In any event, I blew the two 40A fuses, the 10A radio fuse, and a single 15A that wasn't listed as belonging to anything (very odd). I replaced those five fuses and then we headed out to the beach to camp. Later in the evening I noticed that the thermostat wasn't getting the necessary 12V. I checked the fuse and it looked fine, so we just toughed it out and stayed as warm as we could last night. We came home today since the kids didn't sleep well and I wanted to troubleshoot. I cross checked the red to blue and green to blue wires on the thermostat and each was showing 12v, so I guessed it was possibly the thermostat fuse despite the fact that it looked good. On the way to put the unit back in storage, we picked up a 2A fuse and low and behold the thermostat fired right up.

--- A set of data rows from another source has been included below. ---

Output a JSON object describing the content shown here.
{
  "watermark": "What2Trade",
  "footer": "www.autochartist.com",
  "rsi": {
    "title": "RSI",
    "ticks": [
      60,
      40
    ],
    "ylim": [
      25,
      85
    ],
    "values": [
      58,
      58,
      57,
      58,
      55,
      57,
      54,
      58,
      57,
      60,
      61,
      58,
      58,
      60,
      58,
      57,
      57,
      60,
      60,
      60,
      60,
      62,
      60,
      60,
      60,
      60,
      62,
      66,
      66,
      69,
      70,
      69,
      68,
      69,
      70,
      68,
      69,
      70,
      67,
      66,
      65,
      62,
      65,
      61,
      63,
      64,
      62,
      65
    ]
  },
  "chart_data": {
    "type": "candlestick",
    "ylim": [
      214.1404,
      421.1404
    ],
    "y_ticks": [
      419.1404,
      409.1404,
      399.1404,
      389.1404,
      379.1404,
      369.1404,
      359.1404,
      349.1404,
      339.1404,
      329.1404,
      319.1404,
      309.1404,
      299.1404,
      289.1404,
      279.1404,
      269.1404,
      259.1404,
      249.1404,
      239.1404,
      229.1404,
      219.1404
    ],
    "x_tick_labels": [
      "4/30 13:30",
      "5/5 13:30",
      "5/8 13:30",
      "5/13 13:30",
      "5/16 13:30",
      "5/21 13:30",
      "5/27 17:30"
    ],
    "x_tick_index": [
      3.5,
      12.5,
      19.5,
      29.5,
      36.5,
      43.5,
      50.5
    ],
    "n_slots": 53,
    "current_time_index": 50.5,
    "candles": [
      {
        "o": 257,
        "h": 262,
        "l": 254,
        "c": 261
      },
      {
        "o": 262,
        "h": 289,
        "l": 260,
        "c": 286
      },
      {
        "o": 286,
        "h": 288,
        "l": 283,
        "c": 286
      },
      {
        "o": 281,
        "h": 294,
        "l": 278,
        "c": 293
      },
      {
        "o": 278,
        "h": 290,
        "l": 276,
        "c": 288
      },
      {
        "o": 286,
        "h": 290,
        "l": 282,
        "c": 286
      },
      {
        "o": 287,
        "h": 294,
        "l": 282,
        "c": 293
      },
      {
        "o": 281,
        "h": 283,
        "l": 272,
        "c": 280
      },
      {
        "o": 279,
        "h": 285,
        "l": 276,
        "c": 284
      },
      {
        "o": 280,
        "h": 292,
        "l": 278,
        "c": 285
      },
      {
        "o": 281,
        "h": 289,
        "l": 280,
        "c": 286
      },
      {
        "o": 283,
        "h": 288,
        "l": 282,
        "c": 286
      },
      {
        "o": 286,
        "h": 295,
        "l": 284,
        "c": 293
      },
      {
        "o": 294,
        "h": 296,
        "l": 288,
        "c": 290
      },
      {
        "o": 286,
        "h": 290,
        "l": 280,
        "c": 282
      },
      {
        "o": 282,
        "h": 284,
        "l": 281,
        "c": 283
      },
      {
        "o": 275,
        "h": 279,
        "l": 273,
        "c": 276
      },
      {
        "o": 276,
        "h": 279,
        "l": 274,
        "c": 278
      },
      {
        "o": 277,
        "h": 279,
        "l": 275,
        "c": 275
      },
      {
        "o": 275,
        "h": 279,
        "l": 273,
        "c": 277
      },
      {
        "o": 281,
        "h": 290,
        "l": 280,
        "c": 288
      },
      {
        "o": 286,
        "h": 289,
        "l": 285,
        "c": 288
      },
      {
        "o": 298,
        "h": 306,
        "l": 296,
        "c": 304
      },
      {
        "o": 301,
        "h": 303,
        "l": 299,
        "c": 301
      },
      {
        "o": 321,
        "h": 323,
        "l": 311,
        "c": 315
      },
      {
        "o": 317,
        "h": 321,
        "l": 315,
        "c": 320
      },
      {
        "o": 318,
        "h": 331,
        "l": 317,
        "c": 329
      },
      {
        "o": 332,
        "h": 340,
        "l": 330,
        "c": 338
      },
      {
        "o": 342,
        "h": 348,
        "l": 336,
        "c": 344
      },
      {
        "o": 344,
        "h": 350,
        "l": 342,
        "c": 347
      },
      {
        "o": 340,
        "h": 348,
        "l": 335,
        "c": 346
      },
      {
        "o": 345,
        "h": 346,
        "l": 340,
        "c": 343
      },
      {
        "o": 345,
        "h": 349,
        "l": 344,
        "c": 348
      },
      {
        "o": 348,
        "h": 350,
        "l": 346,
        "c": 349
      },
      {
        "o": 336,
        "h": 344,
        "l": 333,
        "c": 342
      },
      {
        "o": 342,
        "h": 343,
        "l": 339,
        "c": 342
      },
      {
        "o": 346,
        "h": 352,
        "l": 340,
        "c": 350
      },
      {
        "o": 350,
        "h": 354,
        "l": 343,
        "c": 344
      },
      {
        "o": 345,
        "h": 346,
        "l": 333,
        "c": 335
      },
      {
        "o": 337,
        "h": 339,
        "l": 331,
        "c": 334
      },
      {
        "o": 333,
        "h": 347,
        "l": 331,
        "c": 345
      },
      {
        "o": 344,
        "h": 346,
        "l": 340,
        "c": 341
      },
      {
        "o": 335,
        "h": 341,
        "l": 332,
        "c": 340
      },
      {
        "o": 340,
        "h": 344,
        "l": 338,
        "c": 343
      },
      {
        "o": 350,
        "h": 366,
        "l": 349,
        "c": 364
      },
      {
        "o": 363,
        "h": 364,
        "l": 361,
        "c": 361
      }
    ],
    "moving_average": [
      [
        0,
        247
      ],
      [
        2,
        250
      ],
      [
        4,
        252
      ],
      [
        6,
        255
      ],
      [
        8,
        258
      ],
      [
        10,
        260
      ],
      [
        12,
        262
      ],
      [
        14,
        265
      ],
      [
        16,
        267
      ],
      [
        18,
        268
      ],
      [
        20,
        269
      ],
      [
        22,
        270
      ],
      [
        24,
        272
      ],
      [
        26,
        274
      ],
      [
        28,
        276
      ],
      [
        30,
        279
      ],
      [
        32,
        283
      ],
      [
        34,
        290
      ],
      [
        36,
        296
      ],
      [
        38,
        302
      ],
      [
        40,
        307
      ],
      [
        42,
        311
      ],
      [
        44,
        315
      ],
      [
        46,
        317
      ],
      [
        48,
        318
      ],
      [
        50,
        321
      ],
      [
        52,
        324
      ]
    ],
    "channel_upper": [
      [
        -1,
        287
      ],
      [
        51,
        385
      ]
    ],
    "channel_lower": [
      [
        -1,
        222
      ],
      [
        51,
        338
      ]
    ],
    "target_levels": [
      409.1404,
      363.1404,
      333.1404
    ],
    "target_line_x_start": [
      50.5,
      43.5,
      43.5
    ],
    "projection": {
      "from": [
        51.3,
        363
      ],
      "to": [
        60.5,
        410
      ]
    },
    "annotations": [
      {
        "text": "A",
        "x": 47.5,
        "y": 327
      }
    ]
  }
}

The problem now is that the water heater isn't igniting when in gas mode and it simply won't start at all in electric mode. I can't figure out what the problem is there and don't know where to start. We've scheduled an appt. at Camping World for next week, but if I can fix this myself I'd rather avoid the hassle.

Does anyone have any suggestions on what might be the problem?

Thanks!


----------



## Leedek

Hey Cotay - Water heaters can be a pain. My bet is you have critters in the main burner orifice. Check page five of the manual here: Atwood H2O Heaters

Your electric problem may be the on/off switch on the heater. The switch is located behind the heater door on the outside the trailer. I have forgotten that switch more than once. Good luck.

NOTE: Your question kind of got lost in the weeds being posted on an old two page post.


----------